Introduction to References and Borrowing
After covering ownership, it’s essential to dive into references and borrowing, another cornerstone of Rust’s memory safety. If you’re new to Rust, I strongly recommend you first familiarize yourself with ownership before proceeding. For those already acquainted, let’s explore how Rust allows you to use references to manage memory without transferring ownership.
Using References Instead of Moving Values
In Rust, when you pass a variable to a function, you typically transfer ownership of that variable to the function. However, sometimes you want to let the function use a variable without giving up ownership. This is where references and borrowing come into play.
Consider the following function:
fn do_something(s: &String) {
println!("{}", s);
}Here, the & symbol is used to create a reference to the String rather than moving the String itself. The reference points to the value without taking ownership of it. This means the original variable retains ownership, and the function merely borrows it for a while.
let s1 = String::from("abc");
do_something(&s1);In this example, s1 remains valid after being passed to do_something because we’re passing a reference to s1, not the value itself. The function do_something borrows the reference, and once the function finishes, the borrowing ends, and the reference goes out of scope.
Here’s how this looks:
s (reference) s1 (owner)
|-----|---| |-----|---|
| ptr | | ------> | ptr | |
|-----|---| | len | 3 |
| cap | 3 |
|-----|---|
What’s Happening Under the Hood?
When you create a reference to s1, Rust internally creates a pointer to the value s1. This pointer allows the function to access the value without owning it. Rust automatically manages the creation and destruction of these pointers, ensuring they are always valid.
One of Rust’s most powerful features is its ability to enforce lifetimes, ensuring that references do not outlive the data they point to. This avoids common bugs in other languages, such as dangling pointers or null references.
Mutable References
By default, references in Rust are immutable. Even if the value being referenced is mutable, the reference itself is immutable. If you need to modify the value through the reference, you must use a mutable reference, denoted by &mut.
fn do_something(s: &mut String) {
s.push_str("def");
}
let mut s1 = String::from("abc");
do_something(&mut s1);
println!("{}", s1);In this code, we pass a mutable reference to s1 to the do_something function. The function can now modify s1 because it has been given a mutable reference. Here’s what this looks like:
s (mutable reference) s1 (owner)
|-----|---| |-----|---|
| ptr | | ------> | ptr | |
|-----|---| | len | 3 |
| cap | 3 |
|-----|---|The Dot Operator and Dereferencing
Rust has a unique feature with the dot operator (.). When you use the dot operator for method calls or accessing fields, Rust automatically dereferences down to the actual value, so you don’t need to worry whether you’re dealing with a value or a reference.

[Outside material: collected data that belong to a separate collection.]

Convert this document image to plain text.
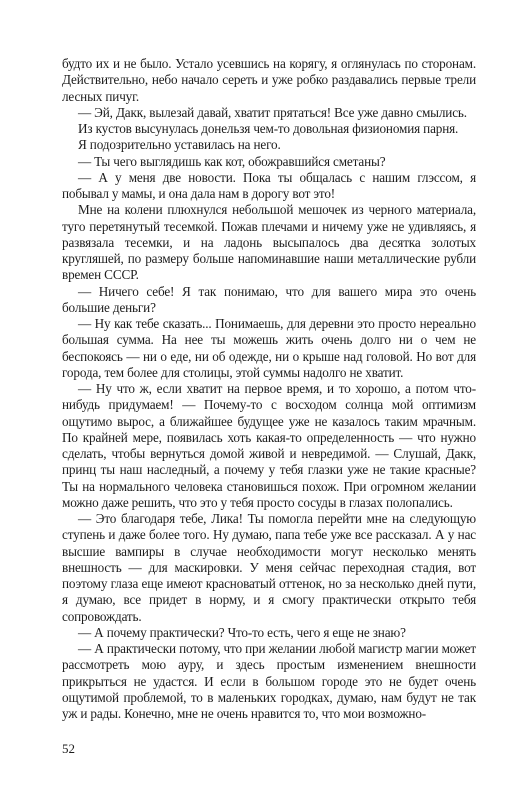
будто их и не было. Устало усевшись на корягу, я оглянулась по сторонам. Действительно, небо начало сереть и уже робко раздавались первые трели лесных пичуг.

— Эй, Дакк, вылезай давай, хватит прятаться! Все уже давно смылись.

Из кустов высунулась донельзя чем-то довольная физиономия парня.

Я подозрительно уставилась на него.

— Ты чего выглядишь как кот, обожравшийся сметаны?

— А у меня две новости. Пока ты общалась с нашим глэссом, я побывал у мамы, и она дала нам в дорогу вот это!

Мне на колени плюхнулся небольшой мешочек из черного материала, туго перетянутый тесемкой. Пожав плечами и ничему уже не удивляясь, я развязала тесемки, и на ладонь высыпалось два десятка золотых кругляшей, по размеру больше напоминавшие наши металлические рубли времен СССР.

— Ничего себе! Я так понимаю, что для вашего мира это очень большие деньги?

— Ну как тебе сказать... Понимаешь, для деревни это просто нереально большая сумма. На нее ты можешь жить очень долго ни о чем не беспокоясь — ни о еде, ни об одежде, ни о крыше над головой. Но вот для города, тем более для столицы, этой суммы надолго не хватит.

— Ну что ж, если хватит на первое время, и то хорошо, а потом что-нибудь придумаем! — Почему-то с восходом солнца мой оптимизм ощутимо вырос, а ближайшее будущее уже не казалось таким мрачным. По крайней мере, появилась хоть какая-то определенность — что нужно сделать, чтобы вернуться домой живой и невредимой. — Слушай, Дакк, принц ты наш наследный, а почему у тебя глазки уже не такие красные? Ты на нормального человека становишься похож. При огромном желании можно даже решить, что это у тебя просто сосуды в глазах полопались.

— Это благодаря тебе, Лика! Ты помогла перейти мне на следующую ступень и даже более того. Ну думаю, папа тебе уже все рассказал. А у нас высшие вампиры в случае необходимости могут несколько менять внешность — для маскировки. У меня сейчас переходная стадия, вот поэтому глаза еще имеют красноватый оттенок, но за несколько дней пути, я думаю, все придет в норму, и я смогу практически открыто тебя сопровождать.

— А почему практически? Что-то есть, чего я еще не знаю?

— А практически потому, что при желании любой магистр магии может рассмотреть мою ауру, и здесь простым изменением внешности прикрыться не удастся. И если в большом городе это не будет очень ощутимой проблемой, то в маленьких городках, думаю, нам будут не так уж и рады. Конечно, мне не очень нравится то, что мои возможно-

52
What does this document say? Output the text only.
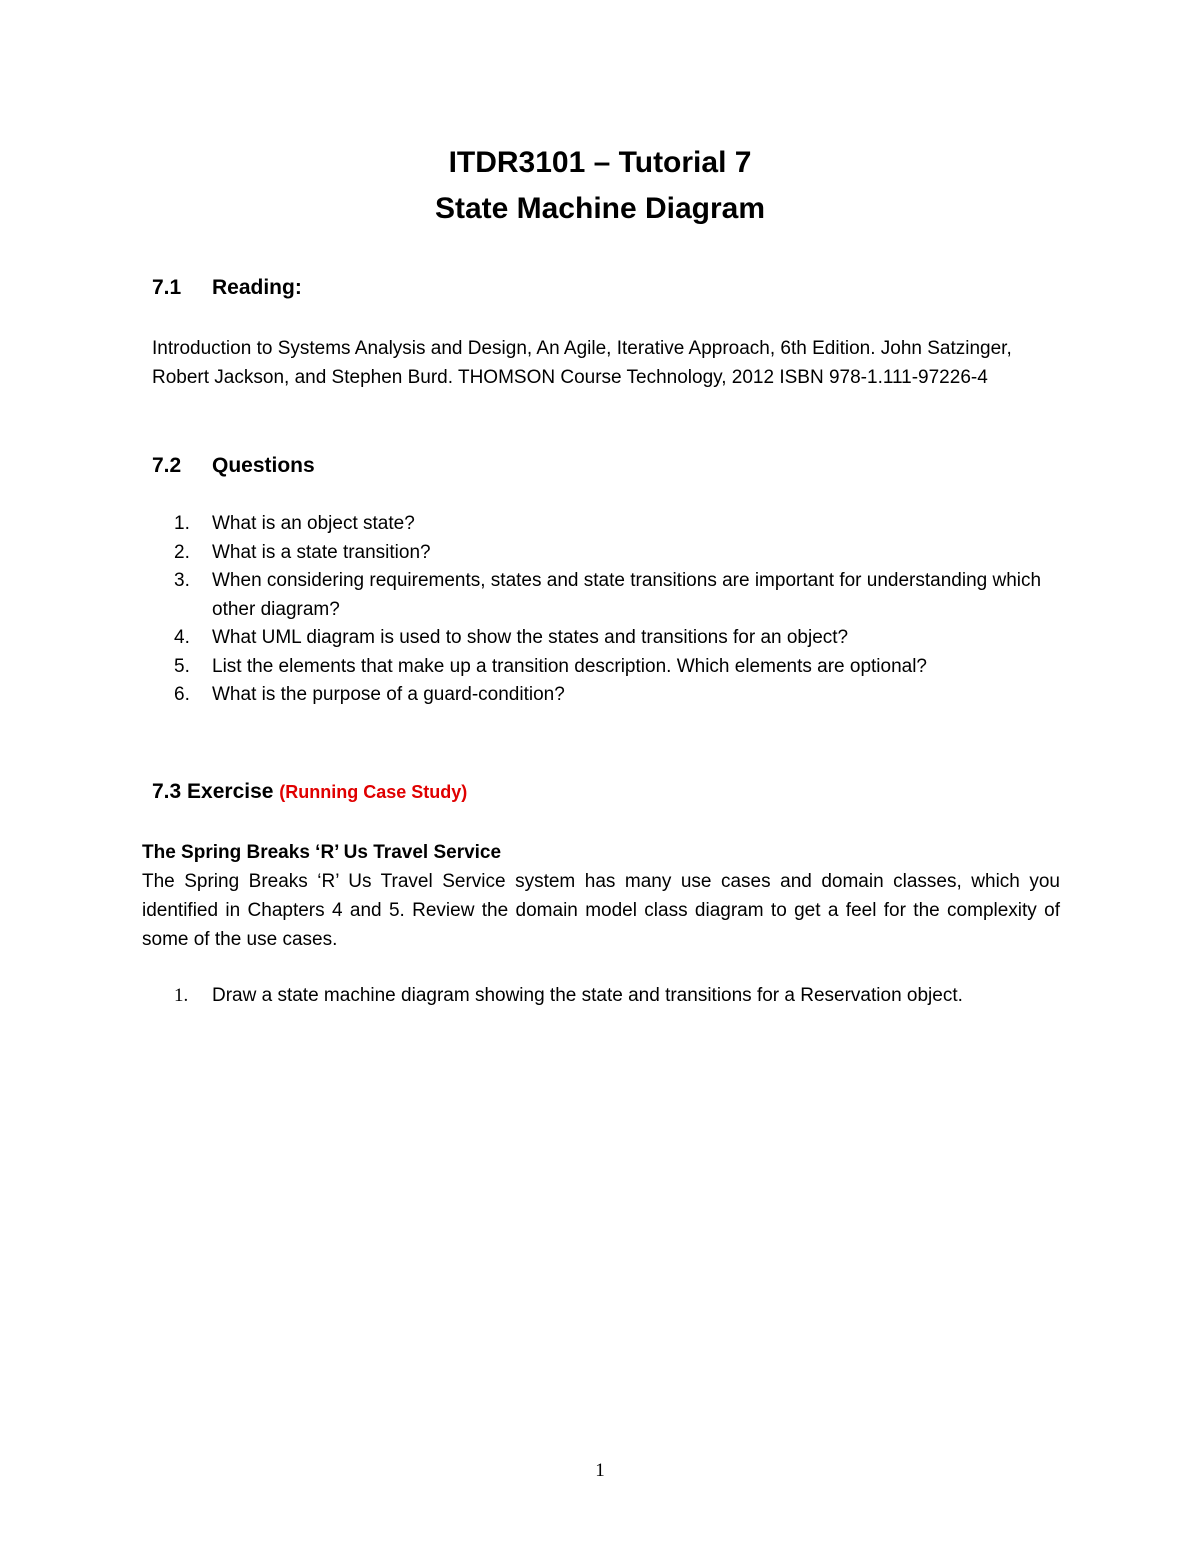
ITDR3101 – Tutorial 7
State Machine Diagram
7.1 Reading:
Introduction to Systems Analysis and Design, An Agile, Iterative Approach, 6th Edition. John Satzinger, Robert Jackson, and Stephen Burd. THOMSON Course Technology, 2012 ISBN 978-1.111-97226-4
7.2 Questions
1. What is an object state?
2. What is a state transition?
3. When considering requirements, states and state transitions are important for understanding which other diagram?
4. What UML diagram is used to show the states and transitions for an object?
5. List the elements that make up a transition description. Which elements are optional?
6. What is the purpose of a guard-condition?
7.3 Exercise (Running Case Study)
The Spring Breaks ‘R’ Us Travel Service
The Spring Breaks ‘R’ Us Travel Service system has many use cases and domain classes, which you identified in Chapters 4 and 5. Review the domain model class diagram to get a feel for the complexity of some of the use cases.
1. Draw a state machine diagram showing the state and transitions for a Reservation object.
1
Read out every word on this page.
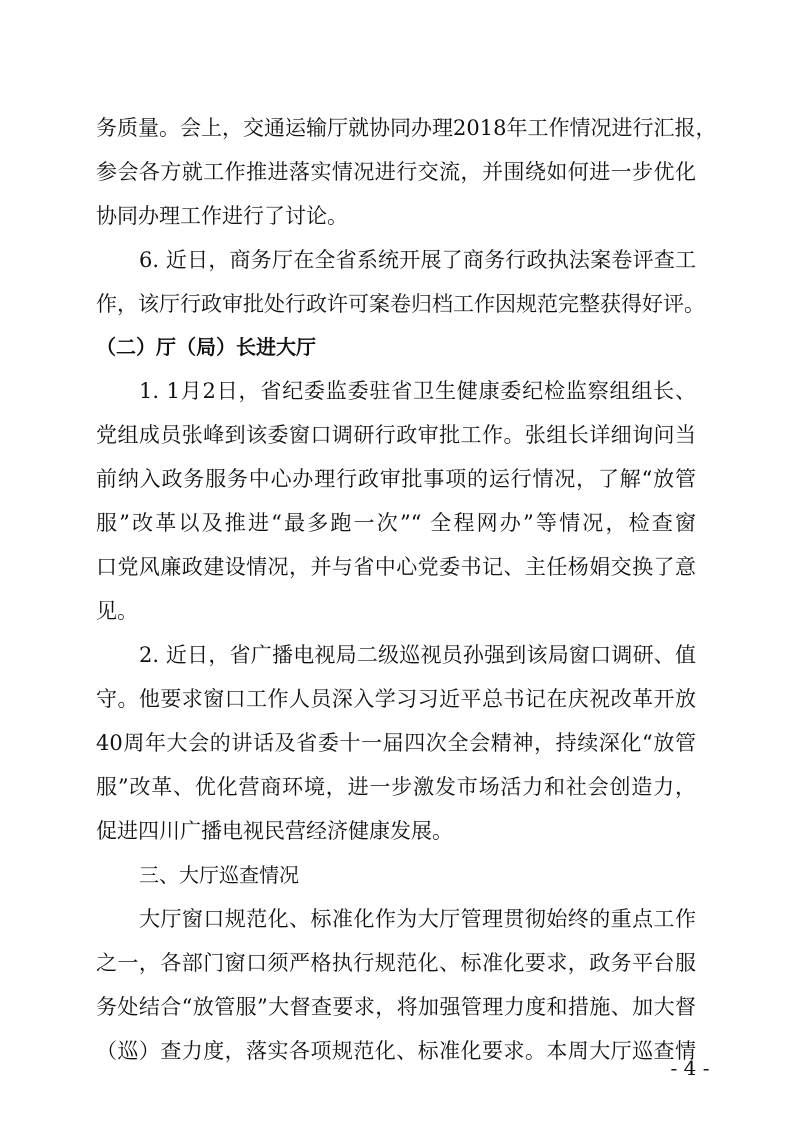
务质量。会上，交通运输厅就协同办理2018年工作情况进行汇报，
参会各方就工作推进落实情况进行交流，并围绕如何进一步优化
协同办理工作进行了讨论。
6. 近日，商务厅在全省系统开展了商务行政执法案卷评查工
作，该厅行政审批处行政许可案卷归档工作因规范完整获得好评。
（二）厅（局）长进大厅
1. 1月2日，省纪委监委驻省卫生健康委纪检监察组组长、
党组成员张峰到该委窗口调研行政审批工作。张组长详细询问当
前纳入政务服务中心办理行政审批事项的运行情况，了解“放管
服”改革以及推进“最多跑一次”“ 全程网办”等情况，检查窗
口党风廉政建设情况，并与省中心党委书记、主任杨娟交换了意
见。
2. 近日，省广播电视局二级巡视员孙强到该局窗口调研、值
守。他要求窗口工作人员深入学习习近平总书记在庆祝改革开放
40周年大会的讲话及省委十一届四次全会精神，持续深化“放管
服”改革、优化营商环境，进一步激发市场活力和社会创造力，
促进四川广播电视民营经济健康发展。
三、大厅巡查情况
大厅窗口规范化、标准化作为大厅管理贯彻始终的重点工作
之一，各部门窗口须严格执行规范化、标准化要求，政务平台服
务处结合“放管服”大督查要求，将加强管理力度和措施、加大督
（巡）查力度，落实各项规范化、标准化要求。本周大厅巡查情
- 4 -
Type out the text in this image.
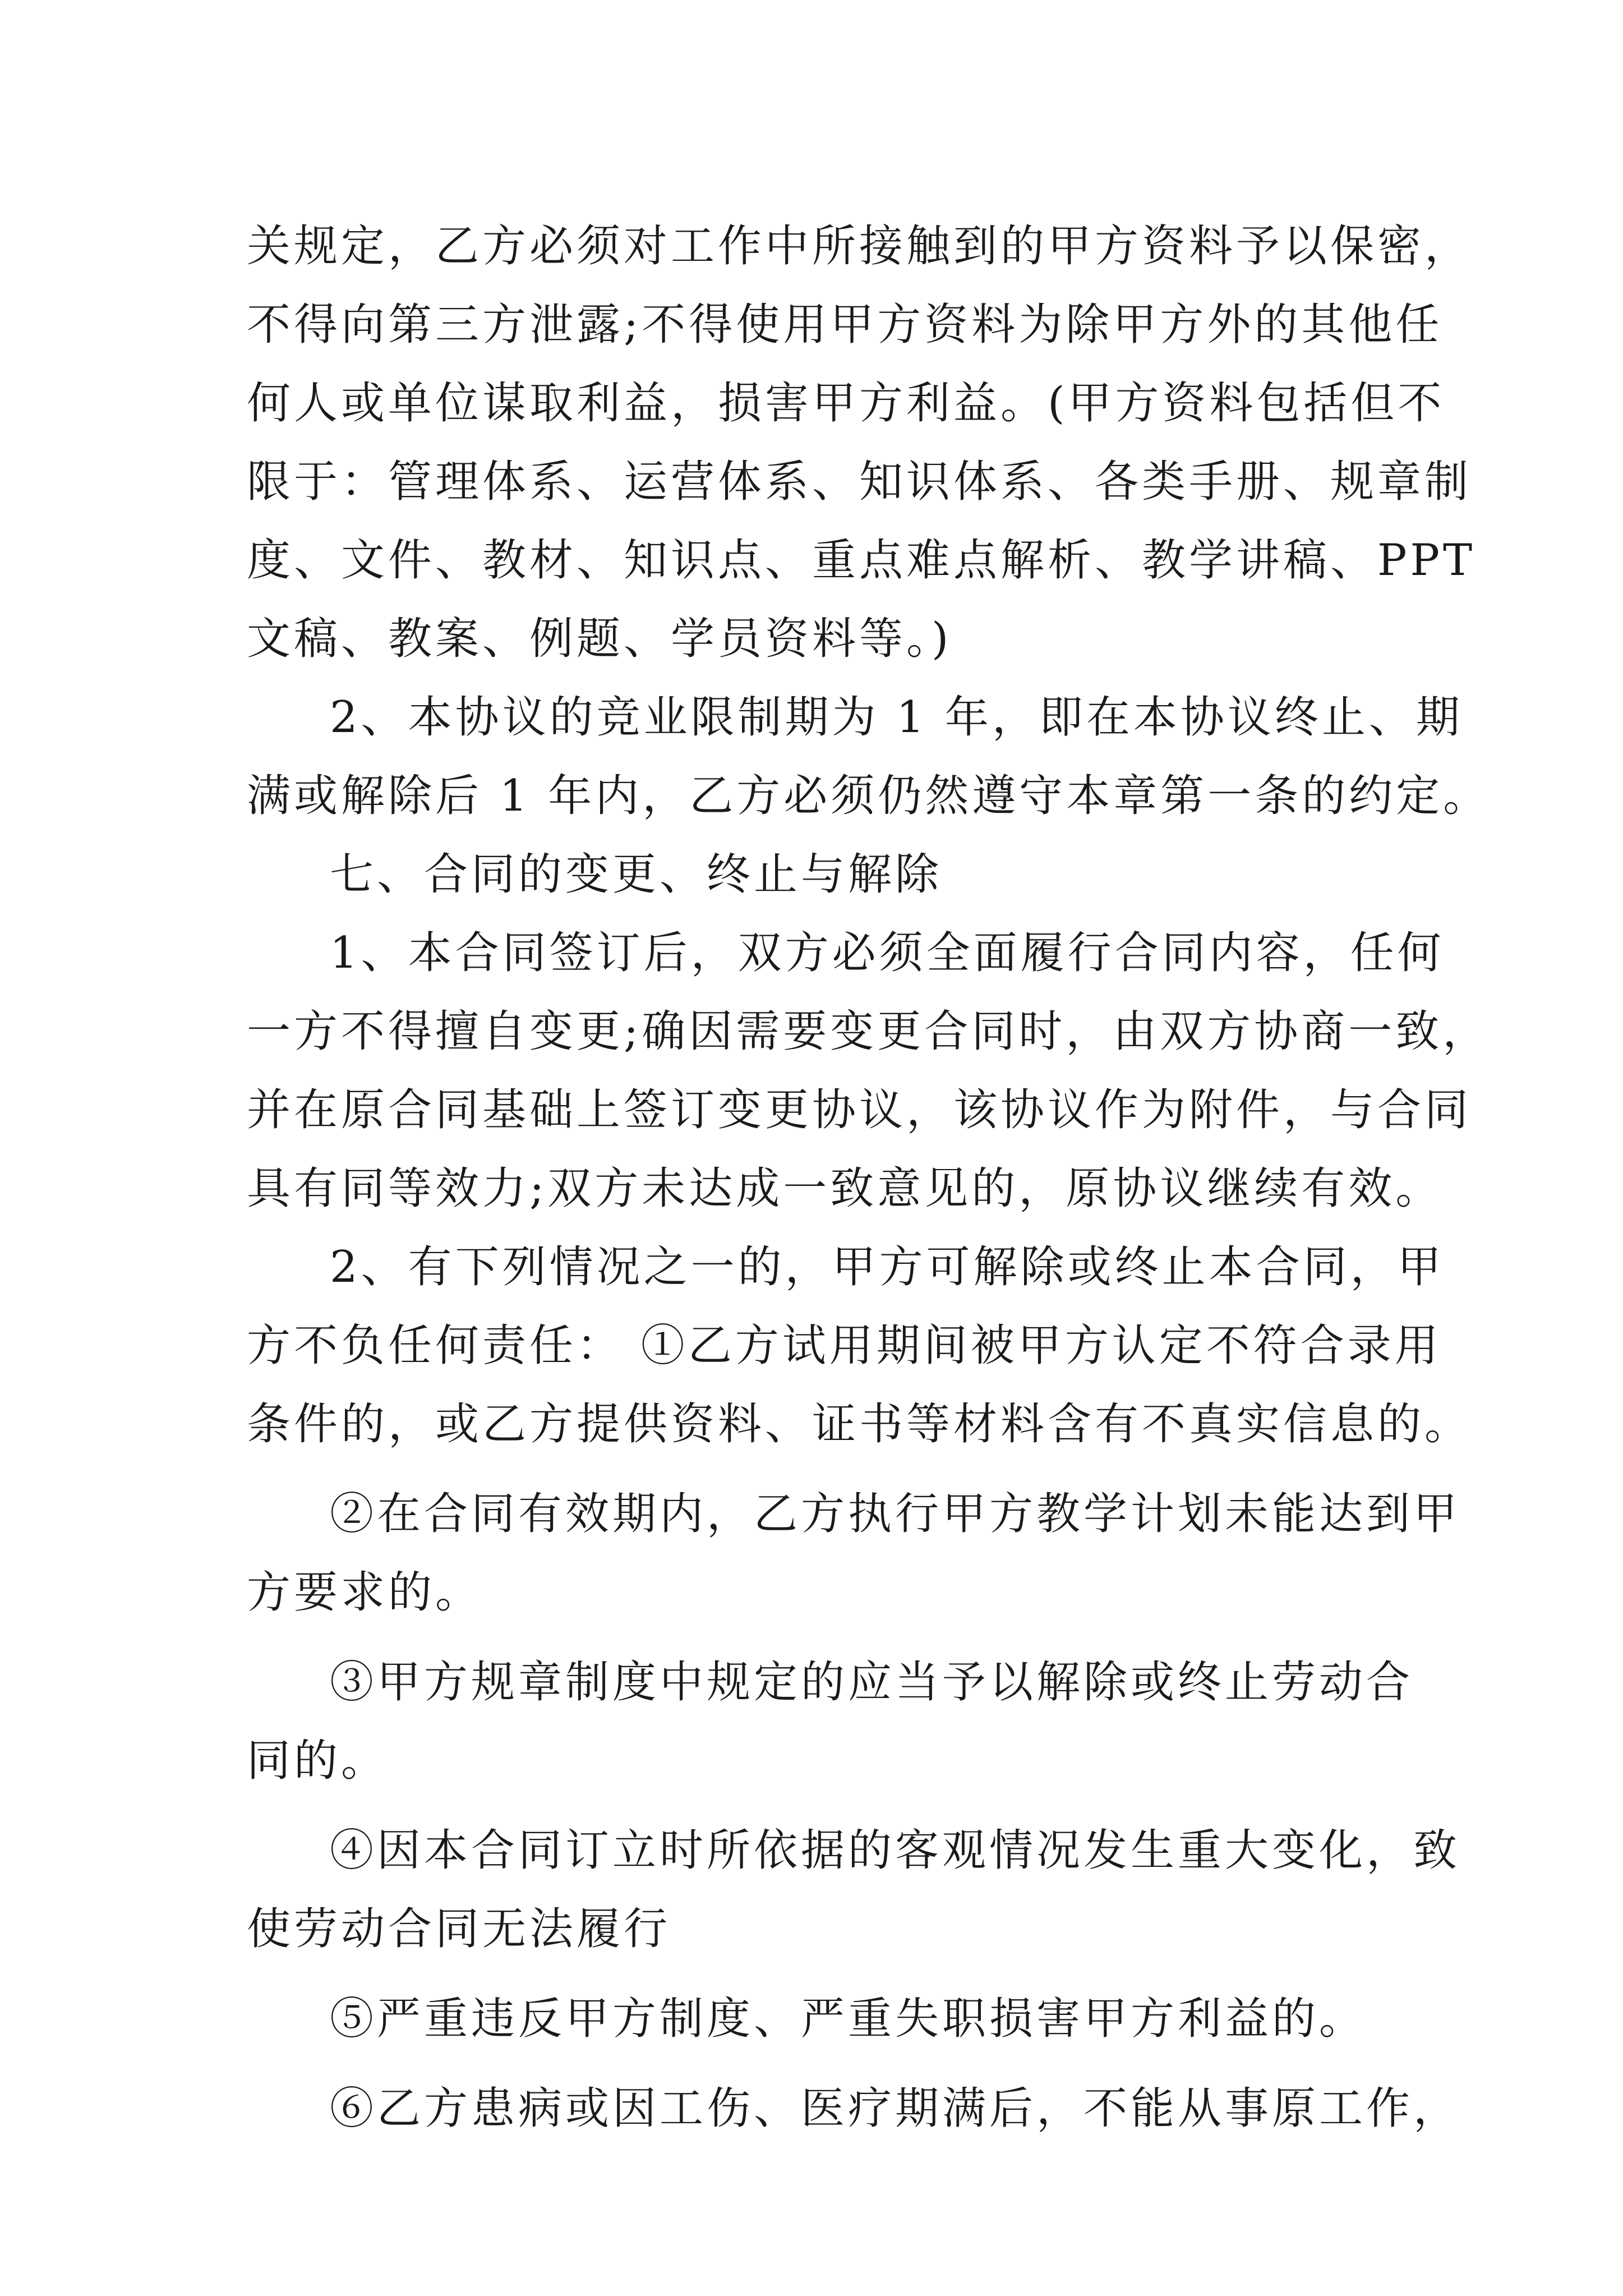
关规定，乙方必须对工作中所接触到的甲方资料予以保密，
不得向第三方泄露;不得使用甲方资料为除甲方外的其他任
何人或单位谋取利益，损害甲方利益。(甲方资料包括但不
限于：管理体系、运营体系、知识体系、各类手册、规章制
度、文件、教材、知识点、重点难点解析、教学讲稿、PPT
文稿、教案、例题、学员资料等。)
2、本协议的竞业限制期为 1 年，即在本协议终止、期
满或解除后 1 年内，乙方必须仍然遵守本章第一条的约定。
七、合同的变更、终止与解除
1、本合同签订后，双方必须全面履行合同内容，任何
一方不得擅自变更;确因需要变更合同时，由双方协商一致，
并在原合同基础上签订变更协议，该协议作为附件，与合同
具有同等效力;双方未达成一致意见的，原协议继续有效。
2、有下列情况之一的，甲方可解除或终止本合同，甲
方不负任何责任： ①乙方试用期间被甲方认定不符合录用
条件的，或乙方提供资料、证书等材料含有不真实信息的。
②在合同有效期内，乙方执行甲方教学计划未能达到甲
方要求的。
③甲方规章制度中规定的应当予以解除或终止劳动合
同的。
④因本合同订立时所依据的客观情况发生重大变化，致
使劳动合同无法履行
⑤严重违反甲方制度、严重失职损害甲方利益的。
⑥乙方患病或因工伤、医疗期满后，不能从事原工作，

However, if you need to manually dereference a reference, you can use the * operator:
fn do_something(s: &mut String) {
(*s).push_str("def");
}The dereference operator (*) has lower precedence than the dot operator. This means you sometimes need to use parentheses to clarify your intentions. For example:
fn do_something(s: &mut String) {
*s = String::from("def");
}Here, we manually dereference s and replace it with a new value.
Rust’s Rules on References
Rust enforces a special rule to keep your code safe: you can have either one mutable reference or multiple immutable references to a variable, but not both at the same time. This rule prevents data races, especially in multithreaded programming.
References in Multithreaded Contexts
Let’s consider a scenario where two threads are borrowing references to the same variable:
Thread A
ref1
|----|--|
| ptr| |
|----|--| ----------> Thread C
s1
Thread B --------> |----|----| |-----|
ref2 | ptr | | --> | a |
|----|--| | len | 3 | | b |
| ptr| | | cap | 3 | | c |
|----|--| |----|----| |-----|In a multithreaded environment, having multiple mutable references to the same variable can lead to unpredictable behavior, data corruption, or crashes. Rust’s borrowing rules prevent this by ensuring that only one mutable reference exists at any time, or multiple immutable references exist simultaneously but without any mutable reference.
Conclusion
References and borrowing in Rust are essential concepts for safe and efficient memory management. By understanding how references work, you can allow functions to access data without transferring ownership, maintain memory safety, and prevent common bugs such as null pointers and data races. Rust’s strict rules about borrowing and mutable references ensure that your code is both safe and performant, making it an excellent choice for writing concurrent and systems-level programs.